Now, onto something important: Insurable Interest. You can't insure something you don't stand to lose money or face legal trouble for. Like, you can't insure your uncle's house just because you might inherit it. Insurers won't buy it.

 

Principle of Subrogation:

 

If someone else causes your loss, your insurer can sue them to get back the money they paid you. So, they've got your back.

Now, let's talk about being good to each other.

 

Doctrine of Good Faith:

 

When applying for insurance, spill the beans truthfully. Your duty is to disclose everything relevant. For instance, in life insurance, if you smoke, own up to it. Don't hide facts, and the insurer shouldn't hide coverage details.

  • Duty of Disclosure: Tell the insurer everything that might affect their decision. Smoking, past claims, other policies—it's all fair game. Be honest!
  • Representations and Warranty: When you sign up, you're saying everything is true and complete. Representations are what you write on your application form, like your age on a life insurance form. Messing these up might void the contract.

Two types of non-disclosure:

  • Innocent: You didn't know, like not disclosing your grandpa's cancer history.
  • Deliberate: You knew but hid the info. Fraud alert! If caught during a claim, no payout.

 

Some policy extras:

 

Doctrine of Adhesion: You gotta accept the whole contract without bargaining. Ambiguities? Interpreted in your favor.

Principle of Waiver and Estoppel: If the insurer issues a policy without info and then doesn't ask for it later, they can't use it against you in a claim. Essentially, they can't change their minds.

Endorsements: Changes to the contract terms, like adding conditions.

Co-insurance: Sometimes, risk is shared between insurers. For instance, in medical insurance, you and the insurer might split covered costs, like 80% paid by them and 20% by you.

Reinsurance: If one insurer can't handle all the risk, they might share it with another.
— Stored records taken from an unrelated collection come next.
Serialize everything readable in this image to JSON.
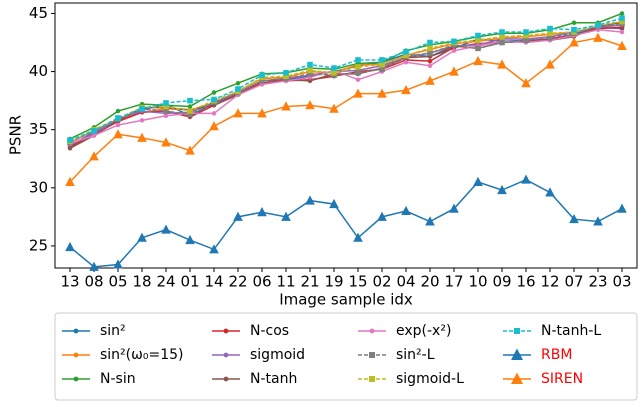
{
  "chart_data": {
    "type": "line",
    "x_label": "Image sample idx",
    "y_label": "PSNR",
    "categories": [
      "13",
      "08",
      "05",
      "18",
      "24",
      "01",
      "14",
      "22",
      "06",
      "11",
      "21",
      "19",
      "15",
      "02",
      "04",
      "20",
      "17",
      "10",
      "09",
      "16",
      "12",
      "07",
      "23",
      "03"
    ],
    "ylim": [
      23.1,
      45.9
    ],
    "yticks": [
      25,
      30,
      35,
      40,
      45
    ],
    "series": [
      {
        "name": "sin²",
        "color": "#1f77b4",
        "marker": "circle",
        "linestyle": "solid",
        "values": [
          33.6,
          34.8,
          35.8,
          36.7,
          37.2,
          36.2,
          37.3,
          38.0,
          39.0,
          39.3,
          39.6,
          40.0,
          40.5,
          40.8,
          41.5,
          41.3,
          42.0,
          42.8,
          42.6,
          42.7,
          42.8,
          43.2,
          43.8,
          43.7
        ]
      },
      {
        "name": "sin²(ω₀=15)",
        "color": "#ff7f0e",
        "marker": "circle",
        "linestyle": "solid",
        "values": [
          33.9,
          34.9,
          35.9,
          36.5,
          36.8,
          36.7,
          37.3,
          38.3,
          39.4,
          39.5,
          40.0,
          39.9,
          40.6,
          40.6,
          41.4,
          41.9,
          42.4,
          42.6,
          42.9,
          43.0,
          43.2,
          43.4,
          43.8,
          44.3
        ]
      },
      {
        "name": "N-sin",
        "color": "#2ca02c",
        "marker": "circle",
        "linestyle": "solid",
        "values": [
          34.2,
          35.2,
          36.6,
          37.2,
          37.1,
          37.0,
          38.2,
          39.0,
          39.8,
          39.9,
          40.3,
          40.2,
          40.7,
          40.8,
          41.8,
          42.3,
          42.6,
          43.0,
          43.3,
          43.3,
          43.6,
          44.2,
          44.2,
          45.0
        ]
      },
      {
        "name": "N-cos",
        "color": "#d62728",
        "marker": "circle",
        "linestyle": "solid",
        "values": [
          33.5,
          34.6,
          35.7,
          36.5,
          36.6,
          36.1,
          37.1,
          38.1,
          39.0,
          39.2,
          39.3,
          39.6,
          40.0,
          40.2,
          41.0,
          40.9,
          42.1,
          42.4,
          42.5,
          42.6,
          42.8,
          43.1,
          43.7,
          43.8
        ]
      },
      {
        "name": "sigmoid",
        "color": "#9467bd",
        "marker": "circle",
        "linestyle": "solid",
        "values": [
          33.7,
          34.7,
          35.9,
          36.6,
          36.4,
          36.5,
          37.3,
          38.2,
          39.2,
          39.4,
          39.7,
          40.0,
          40.1,
          40.5,
          41.2,
          41.6,
          42.2,
          42.3,
          42.8,
          42.8,
          43.0,
          43.4,
          43.8,
          44.0
        ]
      },
      {
        "name": "N-tanh",
        "color": "#8c564b",
        "marker": "circle",
        "linestyle": "solid",
        "values": [
          33.4,
          34.5,
          35.8,
          36.9,
          36.9,
          36.7,
          37.1,
          38.0,
          39.2,
          39.3,
          39.2,
          39.8,
          39.8,
          40.3,
          41.2,
          41.3,
          42.2,
          42.0,
          42.5,
          42.6,
          42.7,
          43.0,
          43.9,
          44.2
        ]
      },
      {
        "name": "exp(-x²)",
        "color": "#e377c2",
        "marker": "circle",
        "linestyle": "solid",
        "values": [
          33.8,
          34.5,
          35.4,
          35.8,
          36.2,
          36.4,
          36.4,
          38.0,
          38.9,
          39.2,
          39.5,
          40.1,
          39.3,
          40.0,
          40.8,
          40.5,
          41.8,
          42.2,
          42.6,
          42.5,
          42.7,
          43.1,
          43.6,
          43.4
        ]
      },
      {
        "name": "sin²-L",
        "color": "#7f7f7f",
        "marker": "square",
        "linestyle": "dashed",
        "values": [
          33.9,
          34.9,
          35.9,
          36.8,
          36.6,
          36.3,
          37.4,
          38.2,
          39.2,
          39.4,
          39.8,
          39.7,
          39.9,
          40.2,
          41.3,
          41.6,
          42.3,
          42.0,
          42.5,
          42.7,
          42.9,
          43.3,
          43.9,
          44.1
        ]
      },
      {
        "name": "sigmoid-L",
        "color": "#bcbd22",
        "marker": "square",
        "linestyle": "dashed",
        "values": [
          34.0,
          35.0,
          36.0,
          36.9,
          37.0,
          36.6,
          37.5,
          38.3,
          39.5,
          39.6,
          40.1,
          39.9,
          40.4,
          40.6,
          41.4,
          42.0,
          42.5,
          42.7,
          43.0,
          43.1,
          43.3,
          43.4,
          44.0,
          44.3
        ]
      },
      {
        "name": "N-tanh-L",
        "color": "#17becf",
        "marker": "square",
        "linestyle": "dashed",
        "values": [
          34.1,
          34.9,
          36.0,
          36.8,
          37.3,
          37.5,
          37.6,
          38.5,
          39.7,
          39.9,
          40.6,
          40.3,
          41.0,
          41.0,
          41.7,
          42.5,
          42.6,
          43.1,
          43.4,
          43.4,
          43.7,
          43.6,
          44.0,
          44.6
        ]
      },
      {
        "name": "RBM",
        "color": "#1f77b4",
        "marker": "triangle",
        "linestyle": "solid",
        "label_color": "#ff0000",
        "values": [
          24.9,
          23.2,
          23.4,
          25.7,
          26.4,
          25.5,
          24.7,
          27.5,
          27.9,
          27.5,
          28.9,
          28.6,
          25.7,
          27.5,
          28.0,
          27.1,
          28.2,
          30.5,
          29.8,
          30.7,
          29.6,
          27.3,
          27.1,
          28.2
        ]
      },
      {
        "name": "SIREN",
        "color": "#ff7f0e",
        "marker": "triangle",
        "linestyle": "solid",
        "label_color": "#ff0000",
        "values": [
          30.5,
          32.7,
          34.6,
          34.3,
          33.9,
          33.2,
          35.3,
          36.4,
          36.4,
          37.0,
          37.1,
          36.8,
          38.1,
          38.1,
          38.4,
          39.2,
          40.0,
          40.9,
          40.6,
          39.0,
          40.6,
          42.5,
          42.9,
          42.2
        ]
      }
    ],
    "legend_position": "below"
  }
}
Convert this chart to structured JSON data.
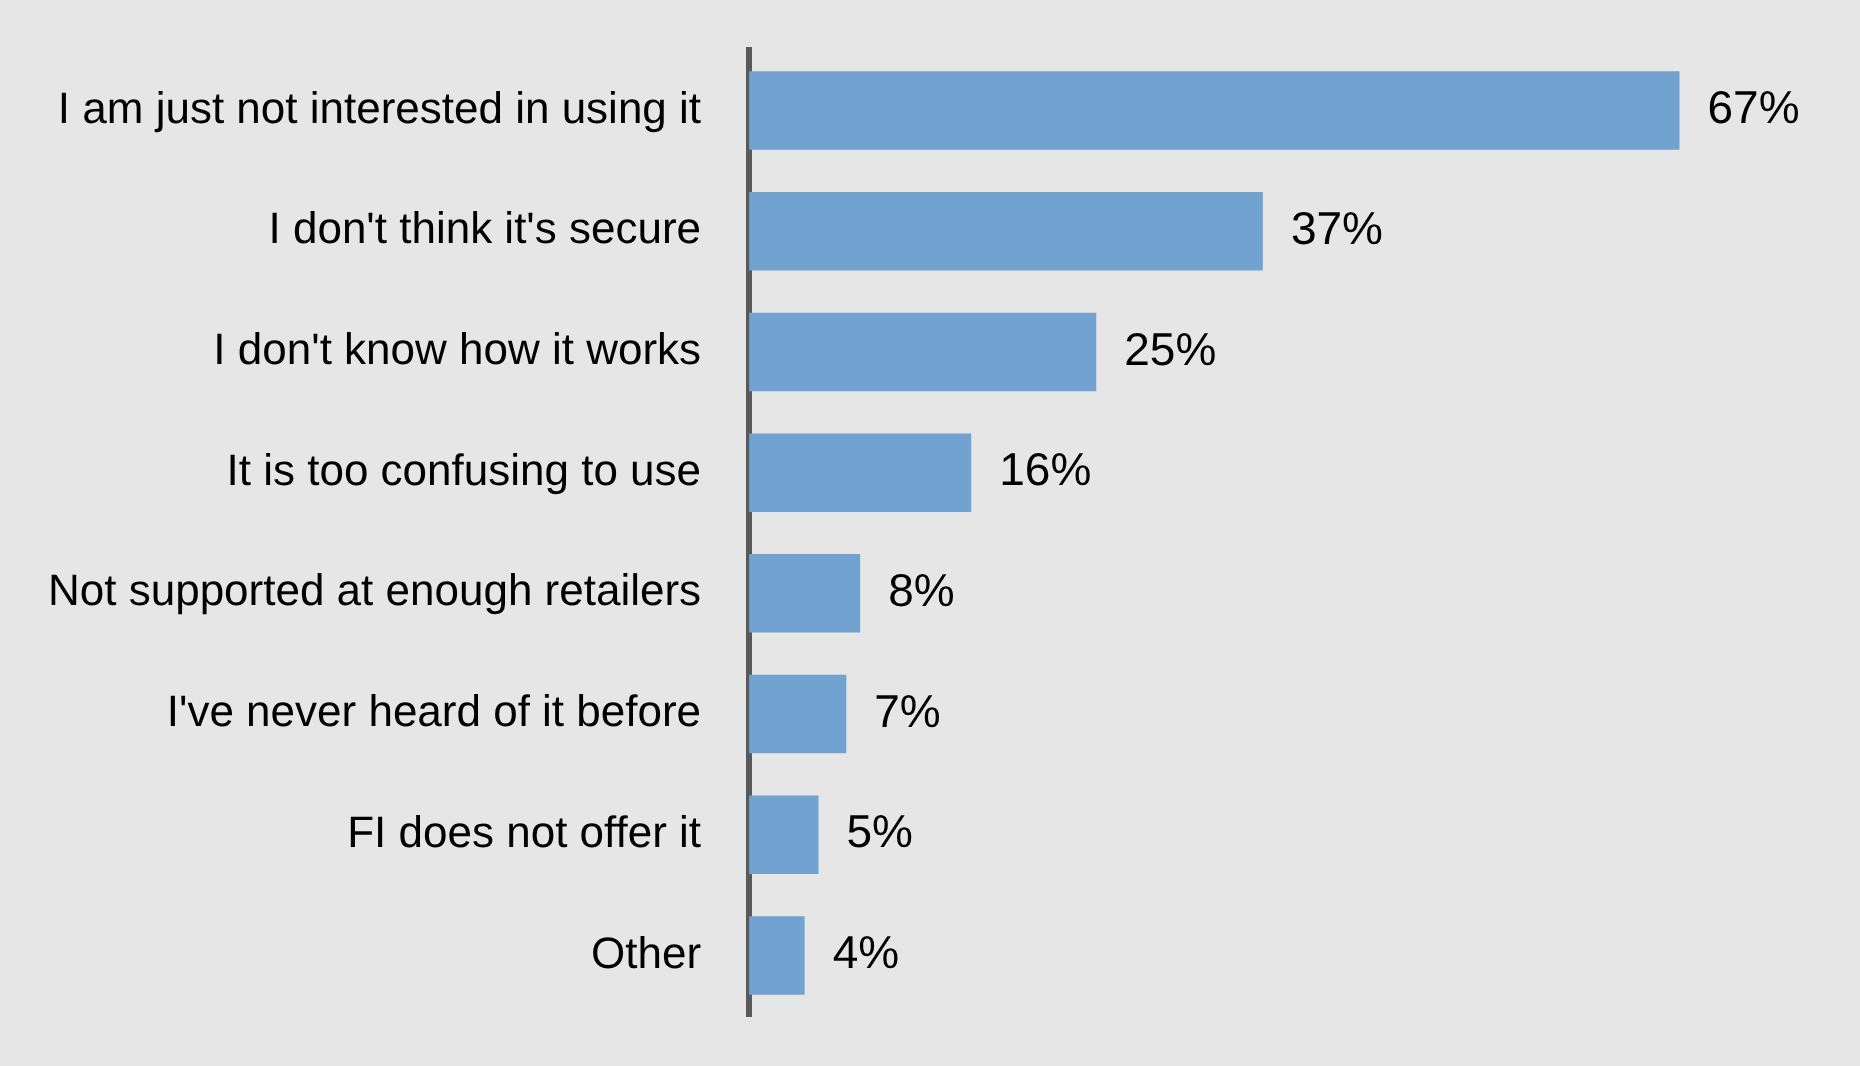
{
  "chart_data": {
    "type": "bar",
    "orientation": "horizontal",
    "categories": [
      "I am just not interested in using it",
      "I don't think it's secure",
      "I don't know how it works",
      "It is too confusing to use",
      "Not supported at enough retailers",
      "I've never heard of it before",
      "FI does not offer it",
      "Other"
    ],
    "values": [
      67,
      37,
      25,
      16,
      8,
      7,
      5,
      4
    ],
    "value_labels": [
      "67%",
      "37%",
      "25%",
      "16%",
      "8%",
      "7%",
      "5%",
      "4%"
    ],
    "color": "#72a2d0",
    "legend": false
  }
}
This happens more with general insurers than life insurers.

 

The Bottom Line:

 

When you're shopping for insurance, you'll come across a bunch of options. If you have an advisor or broker, they can help you find the right coverage. Still, understanding some basics about insurance contracts is like having a secret weapon. Sometimes, not paying attention to certain details can lead to claim cancellations, costing you a lot. Don't just sign on the dotted line—read through your insurer's policy features. Understanding what you're getting into ensures that the insurance you're signing up for will have your back when you need it most.